Discordant results between virus isolation and RNA extraction were resolved by sequencing the ∼900-nucleotide VP1 capsid region using the standard GPLN protocol (26). If standard sequencing was unsuccessful, then amplicons were generated with serotype-targeted primer and probe mixes from the ITD rRT-PCRs. Briefly, the TOPO TA cloning kit (Invitrogen, Carlsbad, CA) was used to clone ITD rRT-PCR amplicons into the TOPO TA plasmid using the manufacturer’s recommended procedure, and M13 primers were used to sequence the insert using the Sanger method (27, 28). Contigs were assembled using Sequencher v5.4.6, and their identities were determined by BLAST (29).

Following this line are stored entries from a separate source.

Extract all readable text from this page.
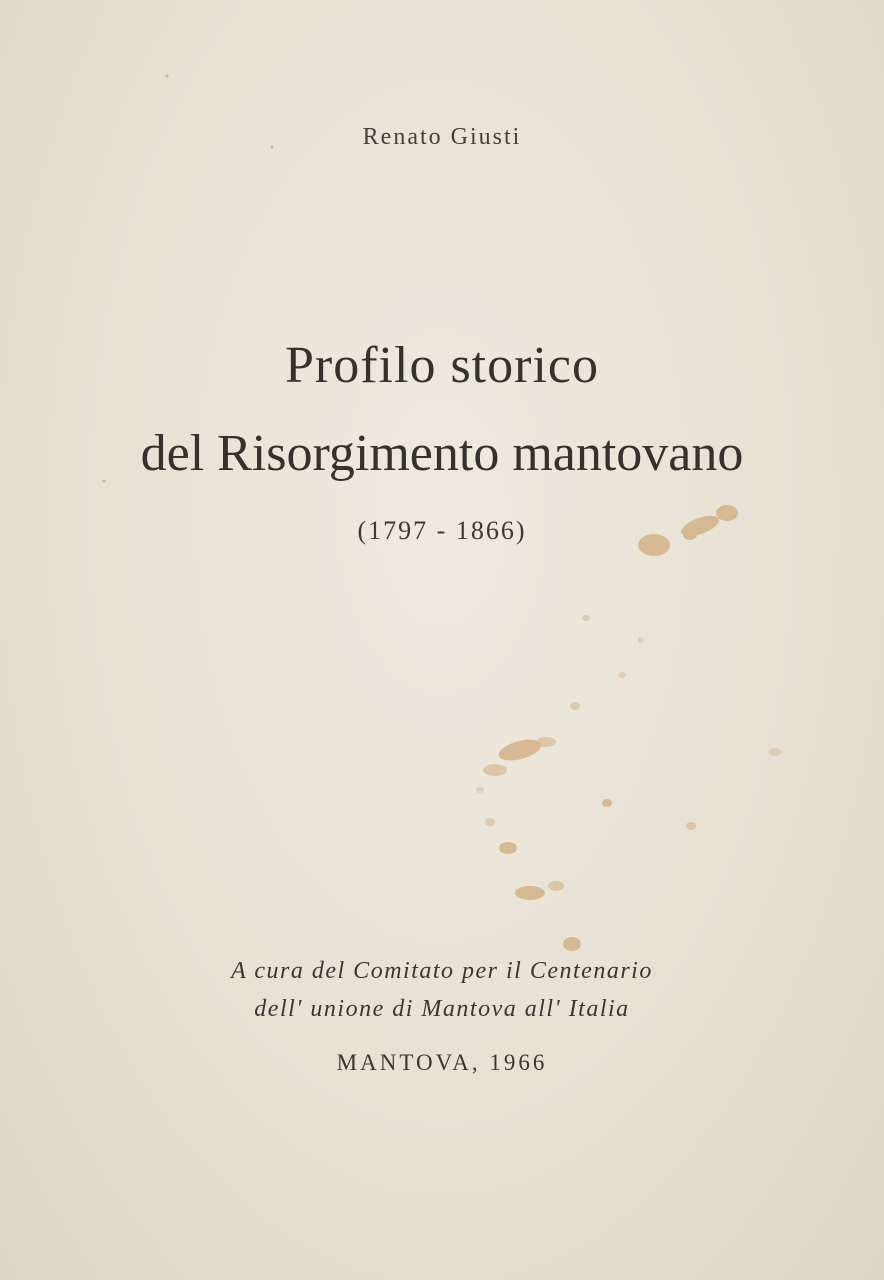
Renato Giusti
Profilo storico
del Risorgimento mantovano
(1797 - 1866)
A cura del Comitato per il Centenario
dell' unione di Mantova all' Italia
MANTOVA, 1966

Data management and statistical and visual analyses.

C values were recorded for each sample and target. Results were compiled, edited, and merged using R (30). RNA yields for different RNA extraction kits were compared by using the Mann-Whitney U test (Wilcoxon rank sum test) (31). McNemar’s chi-square test with continuity correction was used for parallel testing analysis using the gmodels package (32). Data visualizations were made using the ggplot2 package in R (33).

Ethical considerations.

The CDC internal program for research determination deemed that this study is categorized as public health nonresearch.